Ein Kompendium der Kritik an der Musik. Buchrezension: „3000 Plattenkritiken“

Musikredakteur Matthias Wagner fasst in seinem Buch Kritiken von guter und schlechter Musik aus drei Jahrzehnten zusammen.

© Elisabeth Graf Gatterburg
Der Titel ist ja recht unmissverständlich: das vorliegende, nur als E-Book verfügbare Machwerk fasst das Schaffen von 25 Jahren musikjournalistischer Tätigkeit zusammen, genauer gesagt die 3.109 Plattenrezensionen von Matthias Wagner, seines Zeichens Film-, Kultur- und Musikredakteur.

Nach der vom Autor selbst verfassten Einführung folgt ein recht persönliches Vorwort von Selig-Sänger Jan Plewka, der hier die Rolle von Musikkritikern aus der Sicht eines Musikers reflektiert. 

 

Es taucht jedes Genre auf – auch Elektro aus Ostdeutschland und Japanese Psychedelic

Anders als erwartet, langweilt uns das Buch anschließend erst einmal mit Statistiken. Tabellarisch-trocken werden hier die Rangfolgen der am häufigsten rezensierten Labels, Genres und Künstler aufgeführt. Geschenkt. Die folgenden Rezensionen sind chronologisch sortiert und umfassen die Zeit der Wende (1989) bis in das Jahr 2016. Und hier taucht wirklich jedes Genre auf. Angefangen bei etablierten Protagonisten wie Bob Dylan und Co. bis zu Kuriositäten wie etwa „Looking East – Elektronik aus Ostdeutschland“ (1991) oder „Japanese Psychedelic Music“ (2001). Wusstet ihr, dass Kevin Costner eine Parallelkarriere als Rocksänger verfolgt?

Die Rezensionen sind allesamt flott geschrieben und meist recht überschaubar. Sobald man sich an den sehr metaphorischen Schreibstil gewöhnt hat („…, als tauchte man in einen See aus Honig.“), wird man gut unterhalten. Und noch mehr als das. Matthias Wagner stellt auch mal zeitlose Fragen wie „Was macht ein Kunstwerk aus?“. Immer wieder ertappt man sich dabei, das eine oder andere Album bei YouTube abzuchecken und entdeckt so manche Perle. 

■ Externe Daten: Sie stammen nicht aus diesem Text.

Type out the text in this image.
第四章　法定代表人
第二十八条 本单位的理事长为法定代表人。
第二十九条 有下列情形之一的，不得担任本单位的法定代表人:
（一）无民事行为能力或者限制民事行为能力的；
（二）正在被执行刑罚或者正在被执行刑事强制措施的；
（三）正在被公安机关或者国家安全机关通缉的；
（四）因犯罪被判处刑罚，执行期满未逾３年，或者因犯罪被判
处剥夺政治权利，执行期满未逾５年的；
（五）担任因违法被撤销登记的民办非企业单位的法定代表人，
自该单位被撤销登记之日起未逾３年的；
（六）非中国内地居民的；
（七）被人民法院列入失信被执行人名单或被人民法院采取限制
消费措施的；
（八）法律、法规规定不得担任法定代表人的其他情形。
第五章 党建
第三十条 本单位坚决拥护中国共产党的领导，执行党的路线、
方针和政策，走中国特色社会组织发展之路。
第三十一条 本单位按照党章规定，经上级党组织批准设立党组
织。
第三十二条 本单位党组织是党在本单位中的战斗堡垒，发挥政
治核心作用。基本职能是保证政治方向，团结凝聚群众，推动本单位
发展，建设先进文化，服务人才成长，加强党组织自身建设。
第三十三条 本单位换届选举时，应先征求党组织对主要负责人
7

Der Autor muss sich allerdings vorwerfen lassen, eine gewisse Scheu vor härteren Klängen an den Tag zu legen. Rammstein fehlende „kompositorische Tiefe“ vorzuwerfen, entbehrt nicht einer gewissen Ironie. Es ist doch gerade der stumpfe Mittelfinger gegenüber dem, was die vornehme Welt als Raffinesse bezeichnet, der dieser Musik ihren Reiz verleiht. Aber Journalismus ist eben nie objektiv, und so hätte wohl jeder Schreiberling etwas anderes zu bemängeln.

© Presse

Zeugnis menschlicher Kreativität

Auch wenn dieses Buch nur die Perspektive eines kritischen Kopfes repräsentiert, ist eine so umfangreiche Zusammenstellung auch ein spannendes Zeugnis menschlicher Kreativität und der Hartnäckigkeit der Industrie, aus allem Geld zu machen, was nicht bei drei auf den Bäumen ist. Man schaue nur auf das a-ha-Album „Hunting High and Low – 30th Anniversary“, das bescheidene 10 (!) Versionen von „Take on me“ verwurstet. 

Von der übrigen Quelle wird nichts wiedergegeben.